Durch einen Frauen verachtenden US Präsidenten Trump, durch die #MeToo Bewegung und durch den allgemeinen nationalistischen Rechtsruck in diversen Ländern, geriet „Der Report der Magd“ wieder in den Fokus und verkaufte sich in den letzten Jahren noch einmal millionenfach.

Das alles mag Margaret Atwood dazu bewogen haben, eine Fortsetzung zu schreiben.

Leider, denn nicht immer muss man jede Geschichte auserzählen. Oft sind offene Enden und Auslassungen effektiver.

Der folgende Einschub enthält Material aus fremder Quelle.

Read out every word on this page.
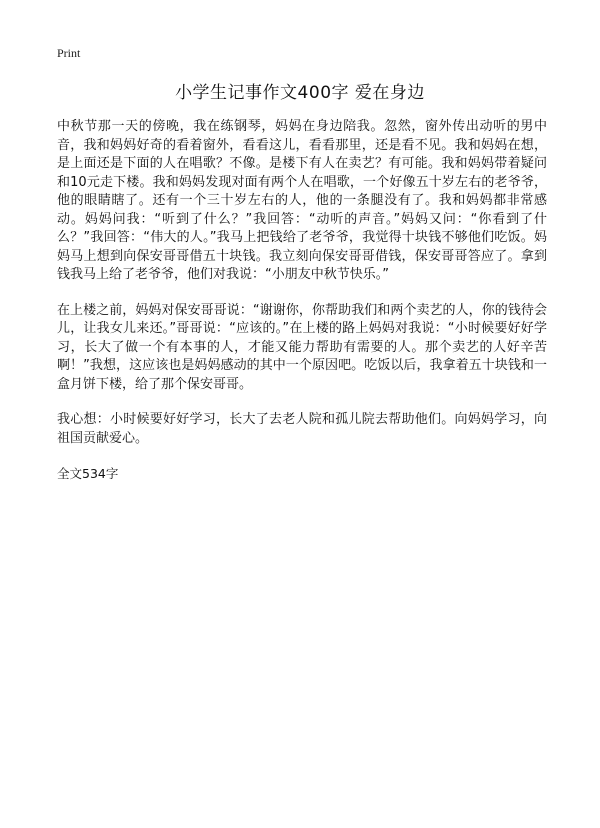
Print
小学生记事作文400字 爱在身边

中秋节那一天的傍晚，我在练钢琴，妈妈在身边陪我。忽然，窗外传出动听的男中音，我和妈妈好奇的看着窗外，看看这儿，看看那里，还是看不见。我和妈妈在想，是上面还是下面的人在唱歌？不像。是楼下有人在卖艺？有可能。我和妈妈带着疑问和10元走下楼。我和妈妈发现对面有两个人在唱歌，一个好像五十岁左右的老爷爷，他的眼睛瞎了。还有一个三十岁左右的人，他的一条腿没有了。我和妈妈都非常感动。妈妈问我：“听到了什么？”我回答：“动听的声音。”妈妈又问：“你看到了什么？”我回答：“伟大的人。”我马上把钱给了老爷爷，我觉得十块钱不够他们吃饭。妈妈马上想到向保安哥哥借五十块钱。我立刻向保安哥哥借钱，保安哥哥答应了。拿到钱我马上给了老爷爷，他们对我说：“小朋友中秋节快乐。”

在上楼之前，妈妈对保安哥哥说：“谢谢你，你帮助我们和两个卖艺的人，你的钱待会儿，让我女儿来还。”哥哥说：“应该的。”在上楼的路上妈妈对我说：“小时候要好好学习，长大了做一个有本事的人，才能又能力帮助有需要的人。那个卖艺的人好辛苦啊！”我想，这应该也是妈妈感动的其中一个原因吧。吃饭以后，我拿着五十块钱和一盒月饼下楼，给了那个保安哥哥。

我心想：小时候要好好学习，长大了去老人院和孤儿院去帮助他们。向妈妈学习，向祖国贡献爱心。

全文534字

Auf den ersten Seiten von „Die Zeuginnen“ packt den Leser ein gewisser Sog, wenn drei unterschiedliche Frauen - eine von ihnen, Tante Lydia, ist wohlbekannt aus dem Vorgänger Buch, die beiden anderen sind junge Mädchen - von ihrer Geschichte, die untrennbar mit dem Terror - Staat Gilead zusammenhängen, berichten.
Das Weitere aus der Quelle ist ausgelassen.